Sur le contrôle au faciès, un doute me prend : si un flic décide de t'arrêter parce que t'es un « black à capuche » (exemple souvent cité dans le docu), quelle différence cela fait-il que le traitement qui a conduit à cette décision provienne d'un humain ou d'un logiciel programmé par un humain ?

Je note que, dès son commencement, ce film a un ton négatif : ce flicage permanent fait partie de nous, nous ne l'avons pas vu venir, tout est perdu d'avance, toute résistance est futile…

Mes notes :

  • Les logiciels Prepod (USA), Beware (Canada) et Matrix (Londres) fonctionnent tous à peu-près de la même façon. Preprod : être arrêté en même temps qu'une autre personne (victime ou agresseur), analyse des fréquentations d'une personne (graphe social), calcul de la probabilité d'un délit (comme un cambriolage) par secteurs géographiques basé sur les événements délinquants précédents, etc. Beware : casier judiciaire, données financières auprès des organismes bancaires, numéro de téléphone, graphe social, etc. des habitants d'un appartement avant une intervention policière, etc. Matrix : analyse du graphe social, attribution de points de citoyenneté, établissement de listes de personnes à risque de basculer dans la délinquance et envoi de mises en garde "on pense que tu peux passer à l'acte, ne le fait pas" voire déplacement d'un agent de police, etc. ;

  • Un délinquant, comme un cambrioleur, serait tout aussi routinier qu'une personne innocente, ce qui explique que des cambriolages se produisent au même endroit quelques jours après un premier signalement… L'argument "renforcer les patrouilles de police dans les secteurs géographiques jugés sensibles est inutile, car il y a un déport de la délinquance vers des secteurs jugés non sensibles" serait ainsi contre-carré ;

  • Un système de calcul de la probabilité de la répétition d’un type de délit / crime dans un secteur géographique donné repose sur les signalements : si des infractions ne sont pas signalées, alors le calcul est faussé. Par conséquent : ceux qui signalent sont plus protégés que les autres… Donc des gens qui ont une tendance au signalement facile voire abusif sont plus protégés que les autres… C’est un biais : la police doit-elle vraiment se concentrer sur ceux qui signalent ou sur offrir un même niveau de service à toute la population ? Cela contribuera aussi à une évaluation différente de l’efficacité de la police prédictive : les gens qui signalent beaucoup auront une illusion de la sécurité et seront donc favorables au maintien de ce dispositif alors que les autres citoyens constateront une inefficacité du dispositif. Cette bipolarisation des avis entraînera des débats politiques sur l’intérêt de ces technos compliqués.

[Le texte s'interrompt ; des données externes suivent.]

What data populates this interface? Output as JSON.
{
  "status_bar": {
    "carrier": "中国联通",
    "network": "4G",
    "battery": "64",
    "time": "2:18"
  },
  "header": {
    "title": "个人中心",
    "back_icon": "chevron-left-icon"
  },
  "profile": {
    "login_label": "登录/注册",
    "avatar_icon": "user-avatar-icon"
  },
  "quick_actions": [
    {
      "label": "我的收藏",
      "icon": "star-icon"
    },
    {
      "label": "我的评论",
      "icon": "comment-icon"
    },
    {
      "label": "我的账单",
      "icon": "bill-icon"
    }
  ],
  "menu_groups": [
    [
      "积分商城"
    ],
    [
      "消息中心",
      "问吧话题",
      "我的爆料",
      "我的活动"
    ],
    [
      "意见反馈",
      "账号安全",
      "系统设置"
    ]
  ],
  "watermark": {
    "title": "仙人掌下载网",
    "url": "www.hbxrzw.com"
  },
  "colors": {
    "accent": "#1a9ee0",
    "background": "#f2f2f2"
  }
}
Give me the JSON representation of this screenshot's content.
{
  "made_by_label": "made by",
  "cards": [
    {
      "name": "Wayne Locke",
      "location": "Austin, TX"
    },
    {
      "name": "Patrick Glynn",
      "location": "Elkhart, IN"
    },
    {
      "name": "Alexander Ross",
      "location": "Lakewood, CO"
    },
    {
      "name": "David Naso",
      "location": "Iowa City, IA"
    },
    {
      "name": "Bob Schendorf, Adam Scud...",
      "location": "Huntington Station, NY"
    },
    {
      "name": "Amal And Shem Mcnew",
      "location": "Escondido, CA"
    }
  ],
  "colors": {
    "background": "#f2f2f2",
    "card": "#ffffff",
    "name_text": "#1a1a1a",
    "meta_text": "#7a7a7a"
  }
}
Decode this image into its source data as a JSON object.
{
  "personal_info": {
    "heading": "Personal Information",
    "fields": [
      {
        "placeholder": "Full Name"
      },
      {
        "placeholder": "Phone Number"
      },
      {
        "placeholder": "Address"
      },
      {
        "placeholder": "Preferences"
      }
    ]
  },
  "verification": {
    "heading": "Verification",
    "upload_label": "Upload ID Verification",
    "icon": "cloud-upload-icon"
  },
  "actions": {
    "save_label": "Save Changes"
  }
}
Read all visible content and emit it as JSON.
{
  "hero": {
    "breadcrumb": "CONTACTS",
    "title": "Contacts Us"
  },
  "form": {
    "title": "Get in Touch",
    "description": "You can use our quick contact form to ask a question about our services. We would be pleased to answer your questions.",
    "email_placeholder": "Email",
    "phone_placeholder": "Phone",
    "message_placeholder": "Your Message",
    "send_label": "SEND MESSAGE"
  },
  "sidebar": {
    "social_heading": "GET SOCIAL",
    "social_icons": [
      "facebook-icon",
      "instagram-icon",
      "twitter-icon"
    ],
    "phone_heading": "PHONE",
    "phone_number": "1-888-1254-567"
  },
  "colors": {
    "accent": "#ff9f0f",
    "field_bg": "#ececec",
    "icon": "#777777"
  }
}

  • Aux USA, des prises de vues aériennes (réalisées depuis un hélico) très haute définition cumulées d'une ville permettent de revoir une scène de crime à grande échelle, comme une flic qui se fait suivre depuis son domicile pour être assassiné durant son trajet ;

  • Les éditeurs de logiciels de police prédictive, c'est un peu comme les géants du numérique : ils développent des outils de surveillance pour gagner du fric, au nom de la croissance, etc. Oui, ça forme une vaste toile, le capitalisme de surveillance.